Sur le campus de l'Esplanade, l'étudiante de 21 ans en licence d'études scandinaves redoute de retomber dans l'enseignement à distance, comme au plus fort de la pandémie. "En visio, je ne suis pas, donc ça risque de me mettre au plus bas", confie celle qui trouve que "les bâtiments sont déjà froids".
Pour répondre à l'ambition gouvernementale de 10 % d'économies d'énergie et tenter de juguler une facture en passe de doubler à 20 millions d'euros, l'Université de Strasbourg avait envisagé dès la rentrée le blocage des thermostats à 19 degrés, le retardement de la saison de chauffe ou un travail sur les "bonnes pratiques" (éteindre son ordinateur, la lumière, réfléchir à ses déplacements).

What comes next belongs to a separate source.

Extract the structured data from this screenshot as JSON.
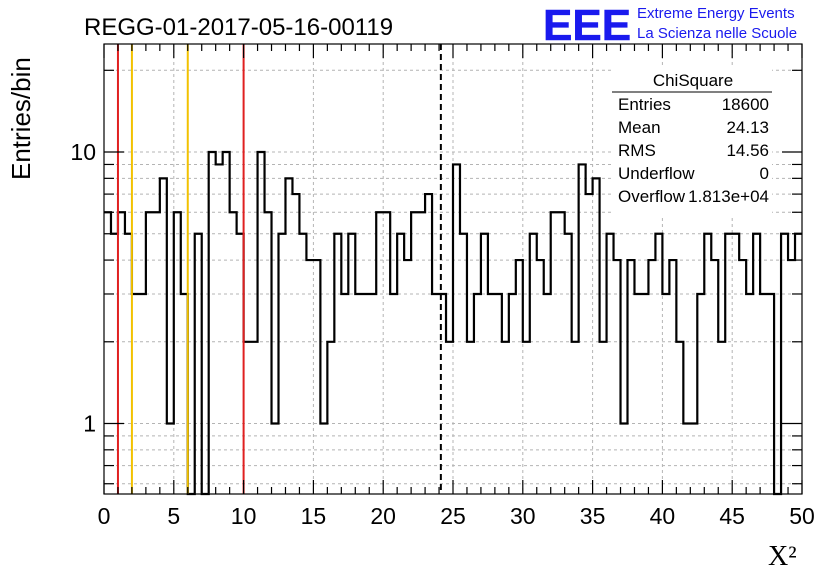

La décision d'une troisième semaine de vacances début janvier et d'une autre en distanciel en février, communiquée aux 57 000 étudiants dans une vidéo publiée sur Youtube, a en revanche pris tout le monde de court. "On a besoin d'une continuité dans l'enseignement, surtout quand on a notre âge, c'est important de rester dans un cadre scolaire et universitaire", regrette ainsi Paulin Enger, étudiant en 3ème année d'anglais, de retour d'une année Erasmus "géniale" à Dublin.
18 prix Nobel
"Ajouter des jours à une période longue de fermeture est l'une des mesures les plus rentables en terme d'énergie", défend le président de l'Université, Michel Deneken, pour justifier une reprise en 2023 décalée au 9 janvier au lieu du 3, comme initialement prévu. Le professeur de théologie catholique affirme avoir consulté les ingénieurs du patrimoine avant de prendre sa décision de mettre certains édifices hors chauffe. Une période de concertation doit par ailleurs s'ouvrir avec les organisations syndicales dans les prochains jours pour détailler les secteurs concernés. Une seule bibliothèque sur les 20 que comptent les huit sites de "l'UniStra" devrait rester ouverte durant les deux semaines de fermeture. Certains personnels pourraient aussi devoir prendre des congés imposés. "C'est nous qui allons payer en utilisant internet et les ordinateurs depuis chez nous", devine pour sa part Camila Ferreira, Brésilienne de 30 ans inscrite en sciences du langage.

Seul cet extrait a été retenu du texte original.